Nll_loss error: "only batches of spatial targets supported, but got targets of dimension 1"

imaginary_z · September 28, 2019, 10:44pm

Hi all,

I’m attempting to train a network on a large dataset of 64 x 64 images (~100,000 in total) using a simple ReLu model. I’m very new to both neural networks and PyTorch in general, so please bear with me.

My network appears to initialize and evaluate properly – my error arises when I attempt to call the nll_loss function in my validation method.

Here is the structure of my network:

# create neural net
import torch.nn as nn

import torch.optim as optim

class Net(nn.Module):
  def __init__(self):
    super(Net, self).__init__()
    self.fc1 = nn.Linear(64, 100) 
    self.fc2 = nn.Linear(100, 50)
    self.fc3 = nn.Linear(50, 10)
    
  def forward(self, x):
    # x = x.view(x.size(0), -1)
    x = F.relu(self.fc1(x))
    x = F.relu(self.fc2(x))
    x = self.fc3(x)
    return F.log_softmax(x)

And here is my validation method:

#validate net

def validation():
  network.eval()
  validation_loss = 0
  correct = 0
  with torch.no_grad():
    for data, target in validation_loader:
      output = network(data)
      validation_loss += F.nll_loss(output, target, size_average=False).item() #ERROR IS HERE, ISSUE WITH TARGET DIMENSION
      pred = output.data.max(1, keepdim=True)[1]
      correct += pred.eq(target.data.view_as(pred)).sum()
  validation_loss /= len(validation_loader.dataset)
  validation_losses.append(validation_loss)
  print('\nValidation set: Avg. loss: {:.4f}, Accuracy: {}/{} ({:.0f}%)\n'.format(
    validation_loss, correct, len(validation_loader.dataset),
    100. * correct / len(validation_loader.dataset)))

The precise details of the error I get are:

RuntimeError                              Traceback (most recent call last)
<ipython-input-17-fe7e33c67fb7> in <module>()
----> 1 validation()
      2 for epoch in range(n_epochs):
      3   train(epoch)
      4   validation()
      5 test()

1 frames
/usr/local/lib/python3.6/dist-packages/torch/nn/functional.py in nll_loss(input, target, weight, size_average, ignore_index, reduce, reduction)
   1871         ret = torch._C._nn.nll_loss(input, target, weight, _Reduction.get_enum(reduction), ignore_index)
   1872     elif dim == 4:
-> 1873         ret = torch._C._nn.nll_loss2d(input, target, weight, _Reduction.get_enum(reduction), ignore_index)
   1874     else:
   1875         # dim == 3 or dim > 4

RuntimeError: invalid argument 3: only batches of spatial targets supported (3D tensors) but got targets of dimension: 1 at /pytorch/aten/src/THNN/generic/SpatialClassNLLCriterion.c:59

I checked the dimensions of my data and target variables, and they are [4096, 3, 64, 64] and [4096], respectively. I can see that my target variable is supposed to be 3D instead of 1D, but I’m at a loss for how to change it. In the tutorials I’ve followed for setting up this type of loss computation there was little in the way of transforming or augmenting these sorts of things.

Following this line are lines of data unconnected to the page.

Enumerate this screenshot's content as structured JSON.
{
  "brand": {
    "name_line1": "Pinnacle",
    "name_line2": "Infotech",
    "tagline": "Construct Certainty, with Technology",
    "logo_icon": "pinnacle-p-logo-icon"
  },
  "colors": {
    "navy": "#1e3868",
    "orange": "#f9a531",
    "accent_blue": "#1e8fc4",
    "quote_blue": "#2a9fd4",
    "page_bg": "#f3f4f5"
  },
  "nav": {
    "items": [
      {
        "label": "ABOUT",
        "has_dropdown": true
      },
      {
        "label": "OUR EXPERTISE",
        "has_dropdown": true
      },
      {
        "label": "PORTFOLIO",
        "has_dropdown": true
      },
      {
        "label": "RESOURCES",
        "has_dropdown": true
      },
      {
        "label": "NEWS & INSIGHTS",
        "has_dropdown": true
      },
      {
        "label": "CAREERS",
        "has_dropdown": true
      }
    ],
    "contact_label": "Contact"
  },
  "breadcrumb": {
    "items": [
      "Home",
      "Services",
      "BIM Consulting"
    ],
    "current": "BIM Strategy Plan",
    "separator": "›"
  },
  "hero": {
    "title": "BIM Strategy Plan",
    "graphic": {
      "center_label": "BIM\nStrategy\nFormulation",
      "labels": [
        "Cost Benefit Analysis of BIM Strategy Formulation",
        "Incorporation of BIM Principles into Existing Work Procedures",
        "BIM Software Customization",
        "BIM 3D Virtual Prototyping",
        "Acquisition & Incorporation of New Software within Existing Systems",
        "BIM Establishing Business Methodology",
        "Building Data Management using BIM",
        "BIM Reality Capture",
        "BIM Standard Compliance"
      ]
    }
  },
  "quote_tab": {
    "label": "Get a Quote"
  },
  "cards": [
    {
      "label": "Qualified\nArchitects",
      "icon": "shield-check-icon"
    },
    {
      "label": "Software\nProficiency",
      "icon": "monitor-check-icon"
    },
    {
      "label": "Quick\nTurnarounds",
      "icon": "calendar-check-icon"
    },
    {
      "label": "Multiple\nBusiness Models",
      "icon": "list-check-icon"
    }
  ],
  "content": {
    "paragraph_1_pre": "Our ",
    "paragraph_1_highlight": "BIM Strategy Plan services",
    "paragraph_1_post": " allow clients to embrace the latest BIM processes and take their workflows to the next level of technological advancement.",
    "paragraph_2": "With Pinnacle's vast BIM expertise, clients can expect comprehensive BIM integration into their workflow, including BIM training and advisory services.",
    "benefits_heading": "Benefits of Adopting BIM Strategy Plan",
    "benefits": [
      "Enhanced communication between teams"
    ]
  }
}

If any of you have any tips or ideas on what’s happening here, I would really appreciate it.

Thanks!

phan_phan · September 29, 2019, 5:25pm

Hi there,
If the shape of data is [4096, 3, 64, 64], and if self.fc1 = nn.Linear(64, 100), then self.fc1(data) will consider the 64 rows of each image as 64 different feature vectors, and will output a tensor of size [4096, 3, 64, 100], transforming the 64 rows to 64 feature vectors of size 100.

Then, the tensor output might be shaped [4096, 3, 64, 10], which is probably the source of the error.

Did you want to flatten your data images instead ?

DoubleEleven1111 · March 6, 2020, 1:55pm

Hi, I have the same problem and I don’t know how to solve it. Did you solve the problem?